Walking City is a continuation of Universal Everything’s artistic line of enquiry, investigating human movement, emotional design, architecture and sound. It is inspired by the sense of walking through a city, how absorbing your surroundings alters sensation and emotion. How you become part of the fabric of the city, a man-made eco system. Referencing the utopian visions of 1960s architecture practice Archigram, Walking City is a slowly evolving video sculpture. The language of materials and patterns seen in radical architecture transform as the nomadic city endlessly walks, adapting to the environments it encounters. What appears as a 3D person, shrouded in a digital costume, shifts and breaks, reshapes and endlessly evolves into a video sculpture continuously walking in the center of the screen: creating an artificial form whose movement feels alive, not synthetic. It explores the structural processes found in modern architecture, which have led to a multitude of aesthetic outcomes.
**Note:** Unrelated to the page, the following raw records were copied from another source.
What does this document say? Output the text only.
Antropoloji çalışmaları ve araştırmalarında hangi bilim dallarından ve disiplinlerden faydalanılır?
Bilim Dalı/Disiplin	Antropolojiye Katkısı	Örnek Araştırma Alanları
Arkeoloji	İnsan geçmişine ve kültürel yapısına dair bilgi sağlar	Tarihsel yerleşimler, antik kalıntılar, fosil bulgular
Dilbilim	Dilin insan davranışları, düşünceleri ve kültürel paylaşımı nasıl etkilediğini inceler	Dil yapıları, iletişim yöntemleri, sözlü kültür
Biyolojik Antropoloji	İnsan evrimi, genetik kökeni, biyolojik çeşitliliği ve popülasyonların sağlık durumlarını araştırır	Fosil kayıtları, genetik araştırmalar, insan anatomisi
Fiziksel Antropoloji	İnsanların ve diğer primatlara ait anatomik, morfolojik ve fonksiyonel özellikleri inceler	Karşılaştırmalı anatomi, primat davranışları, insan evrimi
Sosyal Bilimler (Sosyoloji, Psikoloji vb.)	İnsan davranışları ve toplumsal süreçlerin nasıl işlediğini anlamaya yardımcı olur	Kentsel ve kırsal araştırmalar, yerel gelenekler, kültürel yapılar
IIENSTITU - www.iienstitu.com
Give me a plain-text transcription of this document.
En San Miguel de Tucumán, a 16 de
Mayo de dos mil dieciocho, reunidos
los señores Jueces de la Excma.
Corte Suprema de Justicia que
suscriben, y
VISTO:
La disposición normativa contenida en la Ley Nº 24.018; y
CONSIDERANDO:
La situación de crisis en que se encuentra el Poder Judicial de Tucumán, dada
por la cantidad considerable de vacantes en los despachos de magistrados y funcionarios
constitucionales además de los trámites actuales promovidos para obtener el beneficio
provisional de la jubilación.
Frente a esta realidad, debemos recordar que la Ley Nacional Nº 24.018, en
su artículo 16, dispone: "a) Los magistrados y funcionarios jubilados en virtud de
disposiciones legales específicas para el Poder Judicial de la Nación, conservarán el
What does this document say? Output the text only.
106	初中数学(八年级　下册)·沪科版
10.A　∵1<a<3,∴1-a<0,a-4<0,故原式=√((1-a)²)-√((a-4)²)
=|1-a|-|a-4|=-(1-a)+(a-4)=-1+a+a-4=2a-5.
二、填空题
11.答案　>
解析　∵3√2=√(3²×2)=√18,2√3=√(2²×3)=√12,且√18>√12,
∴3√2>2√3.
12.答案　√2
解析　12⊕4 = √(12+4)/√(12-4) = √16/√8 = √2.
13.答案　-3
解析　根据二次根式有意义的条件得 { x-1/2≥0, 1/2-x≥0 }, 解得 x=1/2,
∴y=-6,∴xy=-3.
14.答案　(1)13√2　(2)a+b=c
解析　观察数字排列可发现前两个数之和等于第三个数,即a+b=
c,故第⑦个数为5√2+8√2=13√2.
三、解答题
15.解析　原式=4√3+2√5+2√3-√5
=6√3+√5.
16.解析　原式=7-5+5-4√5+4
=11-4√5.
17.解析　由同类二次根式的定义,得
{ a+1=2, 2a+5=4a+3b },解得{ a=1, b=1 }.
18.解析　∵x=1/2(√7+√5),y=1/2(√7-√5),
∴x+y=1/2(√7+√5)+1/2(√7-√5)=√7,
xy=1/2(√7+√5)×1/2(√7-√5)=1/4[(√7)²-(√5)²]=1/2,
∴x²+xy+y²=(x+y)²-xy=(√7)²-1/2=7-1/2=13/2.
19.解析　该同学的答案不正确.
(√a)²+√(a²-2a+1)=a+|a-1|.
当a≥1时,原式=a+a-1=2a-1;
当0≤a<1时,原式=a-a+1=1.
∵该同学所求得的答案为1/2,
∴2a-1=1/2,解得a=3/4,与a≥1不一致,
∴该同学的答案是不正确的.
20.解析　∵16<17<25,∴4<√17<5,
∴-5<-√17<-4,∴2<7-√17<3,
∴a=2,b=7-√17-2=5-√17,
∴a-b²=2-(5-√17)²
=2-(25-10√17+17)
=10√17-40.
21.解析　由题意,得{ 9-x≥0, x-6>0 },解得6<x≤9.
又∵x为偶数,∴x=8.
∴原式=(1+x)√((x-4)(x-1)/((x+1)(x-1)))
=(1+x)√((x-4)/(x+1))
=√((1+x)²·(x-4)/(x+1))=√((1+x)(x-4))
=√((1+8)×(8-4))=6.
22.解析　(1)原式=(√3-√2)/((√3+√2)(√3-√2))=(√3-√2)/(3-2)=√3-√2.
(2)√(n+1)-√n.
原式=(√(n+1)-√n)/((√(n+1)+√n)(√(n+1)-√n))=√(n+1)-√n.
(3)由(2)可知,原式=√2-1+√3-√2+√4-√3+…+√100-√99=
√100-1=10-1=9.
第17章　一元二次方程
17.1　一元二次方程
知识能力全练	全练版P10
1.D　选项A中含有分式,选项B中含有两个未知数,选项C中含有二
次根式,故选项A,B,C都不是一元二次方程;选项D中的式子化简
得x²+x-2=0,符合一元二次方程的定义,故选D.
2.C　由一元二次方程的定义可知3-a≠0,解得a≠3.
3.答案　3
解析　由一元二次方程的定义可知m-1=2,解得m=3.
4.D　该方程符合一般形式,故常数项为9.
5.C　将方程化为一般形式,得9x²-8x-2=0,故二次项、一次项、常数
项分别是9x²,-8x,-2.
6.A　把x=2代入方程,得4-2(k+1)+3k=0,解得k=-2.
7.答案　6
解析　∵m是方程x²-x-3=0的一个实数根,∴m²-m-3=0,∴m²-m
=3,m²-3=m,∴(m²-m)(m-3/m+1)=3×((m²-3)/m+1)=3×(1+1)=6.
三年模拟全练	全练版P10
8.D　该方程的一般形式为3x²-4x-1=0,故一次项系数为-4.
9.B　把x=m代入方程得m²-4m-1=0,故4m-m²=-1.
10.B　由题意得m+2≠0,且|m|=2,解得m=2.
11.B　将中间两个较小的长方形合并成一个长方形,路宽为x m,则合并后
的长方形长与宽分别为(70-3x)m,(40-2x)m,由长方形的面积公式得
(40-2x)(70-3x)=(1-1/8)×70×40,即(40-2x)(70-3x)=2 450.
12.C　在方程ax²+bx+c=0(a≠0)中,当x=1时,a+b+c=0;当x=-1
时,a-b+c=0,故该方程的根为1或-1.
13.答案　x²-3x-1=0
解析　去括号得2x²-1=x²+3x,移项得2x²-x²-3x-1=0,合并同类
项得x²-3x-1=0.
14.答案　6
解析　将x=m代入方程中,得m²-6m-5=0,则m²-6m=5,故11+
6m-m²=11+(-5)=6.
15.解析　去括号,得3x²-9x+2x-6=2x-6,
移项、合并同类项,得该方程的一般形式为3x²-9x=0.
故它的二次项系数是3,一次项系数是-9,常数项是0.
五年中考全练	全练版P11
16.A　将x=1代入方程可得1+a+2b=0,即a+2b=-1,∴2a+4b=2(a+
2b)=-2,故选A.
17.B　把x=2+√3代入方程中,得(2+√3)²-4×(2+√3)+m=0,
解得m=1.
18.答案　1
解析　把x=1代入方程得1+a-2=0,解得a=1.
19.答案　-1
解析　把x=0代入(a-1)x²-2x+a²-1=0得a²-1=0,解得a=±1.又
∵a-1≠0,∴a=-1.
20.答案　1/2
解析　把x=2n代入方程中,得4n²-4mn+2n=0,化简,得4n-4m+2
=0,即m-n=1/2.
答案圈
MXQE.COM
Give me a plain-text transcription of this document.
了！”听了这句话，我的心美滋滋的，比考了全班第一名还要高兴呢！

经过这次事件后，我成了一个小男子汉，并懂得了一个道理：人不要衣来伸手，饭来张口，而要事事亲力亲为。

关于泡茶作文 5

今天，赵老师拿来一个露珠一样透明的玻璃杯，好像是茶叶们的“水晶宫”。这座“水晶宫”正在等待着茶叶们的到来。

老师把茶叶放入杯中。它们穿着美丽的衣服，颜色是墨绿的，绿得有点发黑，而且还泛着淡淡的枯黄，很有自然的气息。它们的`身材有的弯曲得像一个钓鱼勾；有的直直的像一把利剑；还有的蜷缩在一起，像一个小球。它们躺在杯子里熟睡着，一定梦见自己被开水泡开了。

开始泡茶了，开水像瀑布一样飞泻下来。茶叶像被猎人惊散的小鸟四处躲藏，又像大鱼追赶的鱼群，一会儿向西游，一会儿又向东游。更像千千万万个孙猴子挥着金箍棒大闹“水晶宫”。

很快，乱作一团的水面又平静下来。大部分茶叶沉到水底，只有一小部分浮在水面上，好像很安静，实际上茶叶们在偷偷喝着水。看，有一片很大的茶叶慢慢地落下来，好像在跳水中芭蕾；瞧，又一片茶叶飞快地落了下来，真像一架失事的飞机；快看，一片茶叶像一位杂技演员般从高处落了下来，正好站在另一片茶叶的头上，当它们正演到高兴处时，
From Buckminster Fuller’s domes to Richard Rogers’ inside out buildings, Daniel Liebskind’s angular public museums to Future Systems’ biomorphic structures. Created using Houdini, Walking City utilizes a procedural process to seamlessly change into different costumes—moving from faceted shapes, through contours and brutalism—as the walk cycle anchors the piece.
Universal Everything’s Walking City blurs the boundaries between design, animation, sculpture, fashion and architecture. A walk cycle, an iconic archetype of traditional animation, becomes the starting point for a complex, beautifully crafted and extremely coherent visual and aural journey. It is a time-based object of contemplation, a true celebration of form and geometry . . . from sharp to soft, solid to liquid, simple to complex, figurative to abstract . . . everything and vice versa. The modularity of a natural walk cycle becomes a time-signature for the whole audiovisual composition.
Universal Everything is a UK-based digital art and design studio founded by Matt Pyke in 2004. Their distinctive visual approach and pop-sensibility has made them a studio much sought after both by leading institutions in the art world and by sophisticated commercial brands.
Their work explores the tension between abstract and figurative form and the synthesis of sound and image, leading to expressive, vibrant digital work imbued with emergent life and anthropomorphism. Central to the studio’s practice is the exploration of human and emotional presence.